4.4 Strengths, Limitations, and Avenues for Further Research

Wellbeing can be measured in different ways, dependent on the chosen conceptual perspective. This paper unpacks some of the complexities in varying conceptualisations of wellbeing, paying particular attention to the theoretical distinction often drawn between hedonic and eudemonic wellbeing. We used a large dataset (n = 37,630), within the unique context of an adolescent sample, and extended the use of a higher-order model used in previous studies (Strelhow et al., 2016; Disabato et al., 2016; Vanhoutte & Nazroo, 2014) through the additional use of a bifactor model. In doing so, considerations are raised around the use of different wellbeing measurement models and associated limitations. This study uses a bifactor model; future studies can test additional measurement models for further clarity. For instance, Black et al. (2019) suggest the use of a bifactor S-1 model to test general covariances more robustly; an S-1 model is even more useful in the presence of vanishing factors (Panayiotou et al., 2020).

There is also a need for further theoretical research in three aspects. First, deeper theorising in defining wellbeing is required, as opposed to the commonly accepted approach of defining wellbeing using the instruments used to measure it – the use of construct validation, as employed by this paper, is therefore limited by the issues of circularity (Alexandrova & Haybron, 2016; Fabian, 2022). Using Confirmatory Factor Analysis in fields where theory is still nascent, or as inconsistent as it is in wellbeing, may be premature, and methods such as Exploratory Factor Analysis may be more useful for theory generation.

Second, the field of eudemonic wellbeing in particular lacks clarity and consensus around constituent sub-domains, creating difficulties in choices of data collection and model-testing. Reflecting this, we were limited to the eudemonic measures that were available to us, and the use of different measures may yield different results. The construction of models is often constrained by the availability and quality of the data; choice of statistical modelling cannot overcome the fundamental limitations of data or the measures itself, only work around it. However, we are often beholden to these constraints in using secondary data based on existing measures.

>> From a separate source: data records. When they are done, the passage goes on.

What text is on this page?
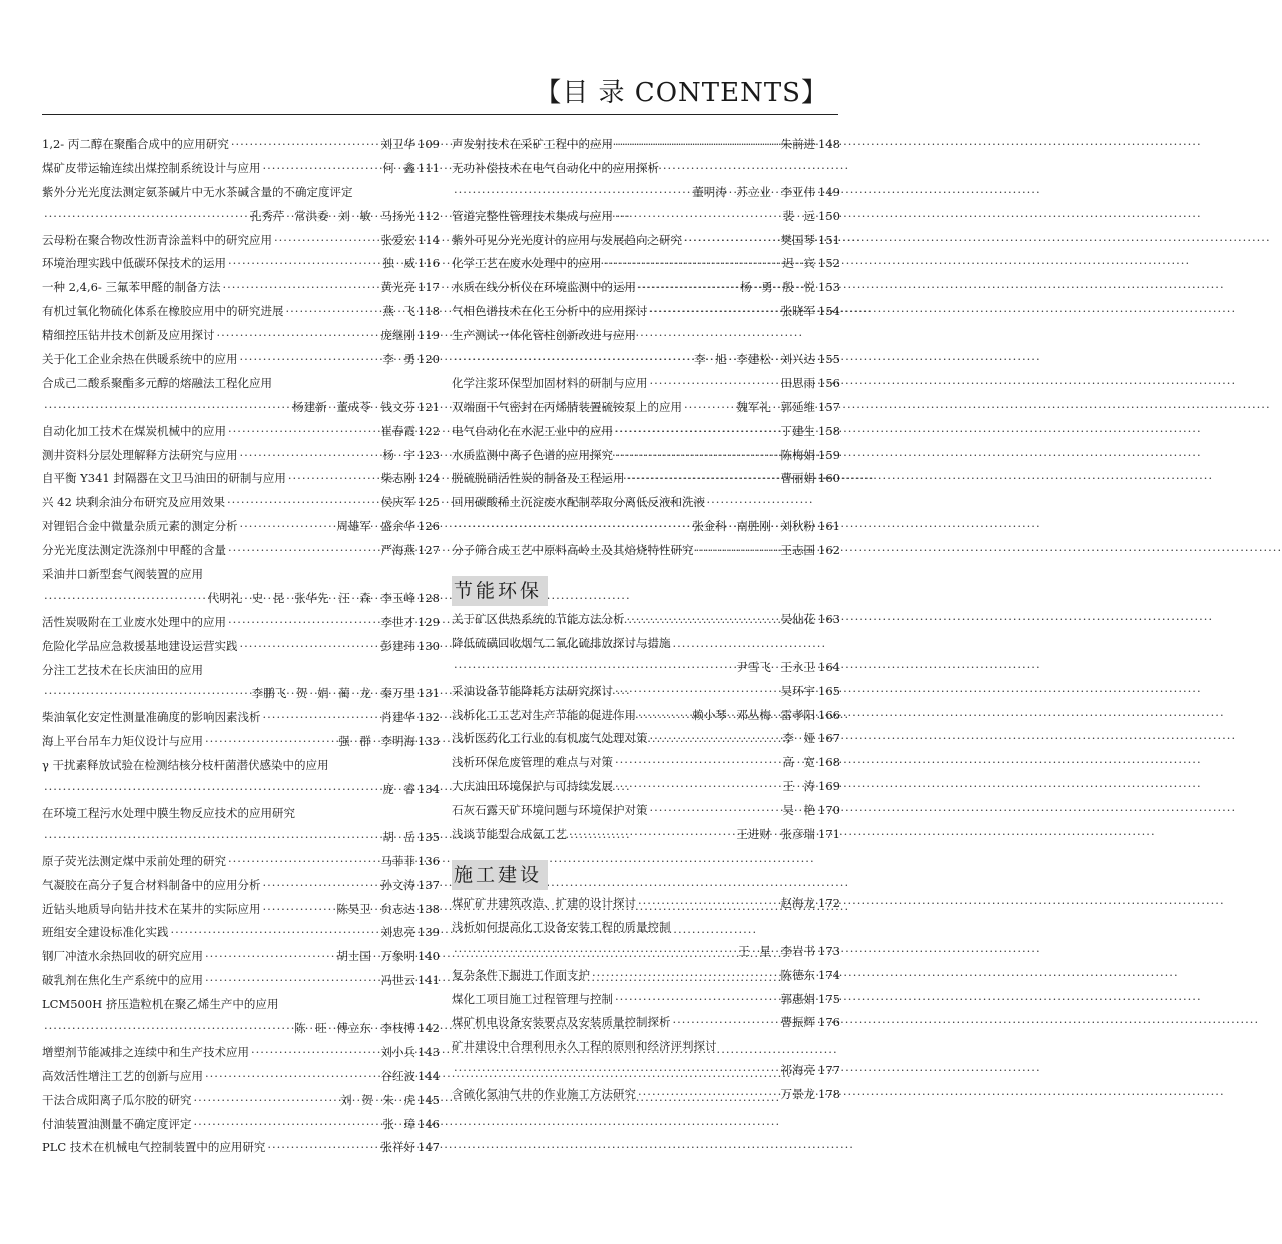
【目 录 CONTENTS】
1,2- 丙二醇在聚酯合成中的应用研究 ·····	刘卫华 109
煤矿皮带运输连续出煤控制系统设计与应用 ·····	何 鑫 111
紫外分光光度法测定氨茶碱片中无水茶碱含量的不确定度评定
·····
孔秀芹 常洪委 刘 敏 马扬光 112
云母粉在聚合物改性沥青涂盖料中的研究应用 ·····	张爱宏 114
环境治理实践中低碳环保技术的运用 ·····	独 威 116
一种 2,4,6- 三氟苯甲醛的制备方法 ·····	黄光亮 117
有机过氧化物硫化体系在橡胶应用中的研究进展 ·····	燕 飞 118
精细控压钻井技术创新及应用探讨 ·····	庞继刚 119
关于化工企业余热在供暖系统中的应用 ·····	李 勇 120
合成己二酸系聚酯多元醇的熔融法工程化应用
·····
杨建新 董成苓 钱文芬 121
自动化加工技术在煤炭机械中的应用 ·····	崔春霞 122
测井资料分层处理解释方法研究与应用 ·····	杨 宇 123
自平衡 Y341 封隔器在文卫马油田的研制与应用 ·····	柴志刚 124
兴 42 块剩余油分布研究及应用效果 ·····	侯庆军 125
对锂铝合金中微量杂质元素的测定分析 ·····	周雄军 盛余华 126
分光光度法测定洗涤剂中甲醛的含量 ·····	严海燕 127
采油井口新型套气阀装置的应用
·····
代明礼 史 昆 张华先 汪 森 李玉峰 128
活性炭吸附在工业废水处理中的应用 ·····	李世才 129
危险化学品应急救援基地建设运营实践 ·····	彭建玮 130
分注工艺技术在长庆油田的应用
·····
李鹏飞 贺 娟 蔺 龙 秦万里 131
柴油氧化安定性测量准确度的影响因素浅析 ·····	肖建华 132
海上平台吊车力矩仪设计与应用 ·····	强 群 李明海 133
γ 干扰素释放试验在检测结核分枝杆菌潜伏感染中的应用
·····
庞 睿 134
在环境工程污水处理中膜生物反应技术的应用研究
·····
胡 岳 135
原子荧光法测定煤中汞前处理的研究 ·····	马菲菲 136
气凝胶在高分子复合材料制备中的应用分析 ·····	孙文涛 137
近钻头地质导向钻井技术在某井的实际应用 ·····	陈昊卫 贠志达 138
班组安全建设标准化实践 ·····	刘忠亮 139
钢厂冲渣水余热回收的研究应用 ·····	胡士国 万象明 140
破乳剂在焦化生产系统中的应用 ·····	冯世云 141
LCM500H 挤压造粒机在聚乙烯生产中的应用
·····
陈 旺 傅立东 李枝博 142
增塑剂节能减排之连续中和生产技术应用 ·····	刘小兵 143
高效活性增注工艺的创新与应用 ·····	谷红波 144
干法合成阳离子瓜尔胶的研究 ·····	刘 贺 朱 虎 145
付油装置油测量不确定度评定 ·····	张 璋 146
PLC 技术在机械电气控制装置中的应用研究 ·····	张祥好 147
声发射技术在采矿工程中的应用 ·····	朱前进 148
无功补偿技术在电气自动化中的应用探析
·····
董明涛 苏立业 李亚伟 149
管道完整性管理技术集成与应用 ·····	裴 远 150
紫外可见分光光度计的应用与发展趋向之研究 ·····	樊国琴 151
化学工艺在废水处理中的应用 ·····	迟 宾 152
水质在线分析仪在环境监测中的运用 ·····	杨 勇 殷 悦 153
气相色谱技术在化工分析中的应用探讨 ·····	张晓军 154
生产测试一体化管柱创新改进与应用
·····
李 旭 李建松 刘兴达 155
化学注浆环保型加固材料的研制与应用 ·····	田思雨 156
双端面干气密封在丙烯腈装置硫铵泵上的应用 ·····	魏军礼 郭延维 157
电气自动化在水泥工业中的应用 ·····	丁建生 158
水质监测中离子色谱的应用探究 ·····	陈梅娟 159
脱硫脱硝活性炭的制备及工程运用 ·····	曹丽娟 160
回用碳酸稀土沉淀废水配制萃取分离低反液和洗液
·····
张金科 南胜刚 刘秋粉 161
分子筛合成工艺中原料高岭土及其焙烧特性研究 ·····	王志国 162
节能环保
关于矿区供热系统的节能方法分析 ·····	吴仙花 163
降低硫磺回收烟气二氧化硫排放探讨与措施
·····
尹雪飞 王永卫 164
采油设备节能降耗方法研究探讨 ·····	吴环宇 165
浅析化工工艺对生产节能的促进作用 ·····	赖小琴 邓丛梅 雷孝阳 166
浅析医药化工行业的有机废气处理对策 ·····	李 娅 167
浅析环保危废管理的难点与对策 ·····	高 宽 168
大庆油田环境保护与可持续发展 ·····	王 涛 169
石灰石露天矿环境问题与环境保护对策 ·····	吴 艳 170
浅谈节能型合成氨工艺 ·····	王进财 张彦瑞 171
施工建设
煤矿矿井建筑改造、扩建的设计探讨 ·····	赵海龙 172
浅析如何提高化工设备安装工程的质量控制
·····
王 星 李岩书 173
复杂条件下掘进工作面支护 ·····	陈德东 174
煤化工项目施工过程管理与控制 ·····	郭惠娟 175
煤矿机电设备安装要点及安装质量控制探析 ·····	曹振辉 176
矿井建设中合理利用永久工程的原则和经济评判探讨
·····
祁海亮 177
含硫化氢油气井的作业施工方法研究 ·····	万景龙 178
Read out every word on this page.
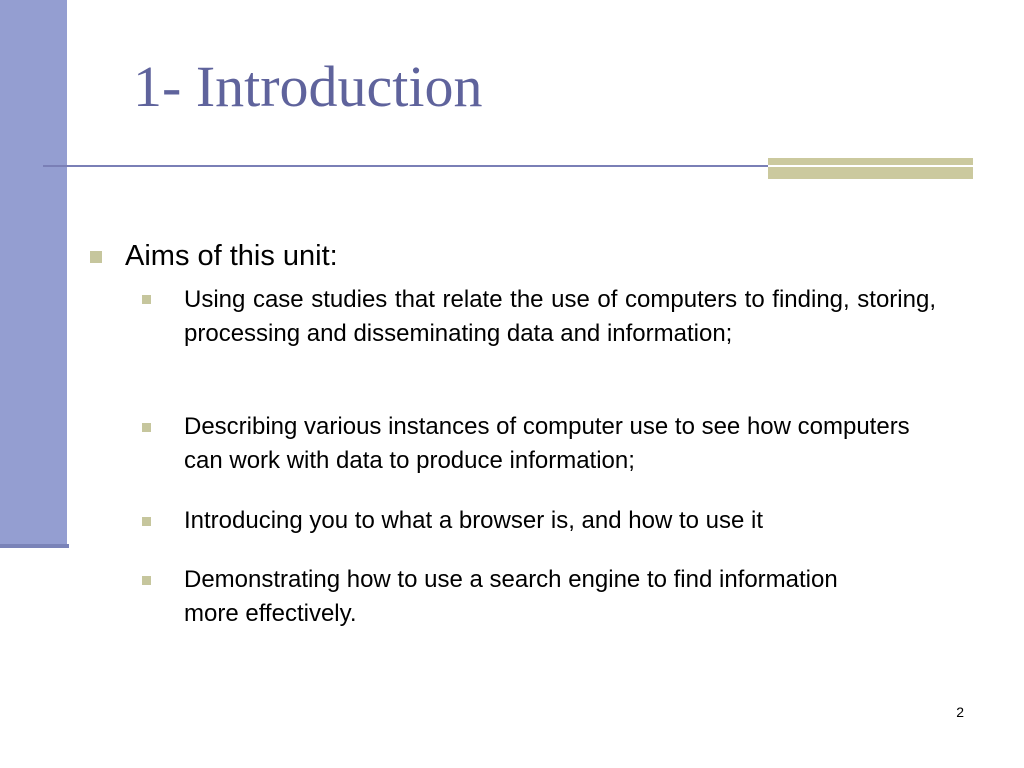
1- Introduction
Aims of this unit:
Using case studies that relate the use of computers to finding, storing, processing and disseminating data and information;
Describing various instances of computer use to see how computers can work with data to produce information;
Introducing you to what a browser is, and how to use it
Demonstrating how to use a search engine to find information more effectively.
2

Finally, further research is also needed into alternative ways of distinguishing between wellbeing, rather than traditional hedonic-eudemonic divide which, as is the case here, is not always borne out in empirical research. There is already some significant theoretical (Huta, 2020) and empirical (Vanhoutte & Nazroo, 2014; Joshanloo et al., 2021) work that is currently being done, including using structural and correlational designs; this paper highlights the use of bifactor modelling as an additional useful method to further study structural conceptions of wellbeing.

5 Conclusion

The aim of the current study was to unpack some of the interpretations currently used in multiple structural conceptions of wellbeing, and in doing so it made important contributions to the field. First, it provided further empirical evidence that the discriminant validity between higher-order hedonic and eudemonic wellbeing constructs is low. Second, we tested a bifactor model and found evidence of essential unidimensionality. Third, this study added to the literature on wellbeing by studying issues of measurement and modelling in the specific context of adolescence. The findings of this paper encourage the use of a first-order correlational model in some avenues (for instance, correlational study designs with structural models), acknowledging that the similar fit-statistics of Model 1 and 2 allow for context-based decisions, and further encourages the use of bifactor models and the consideration of a strong general wellbeing factor. The findings also highlight the need for further theoretical and empirical work on conceptualising wellbeing.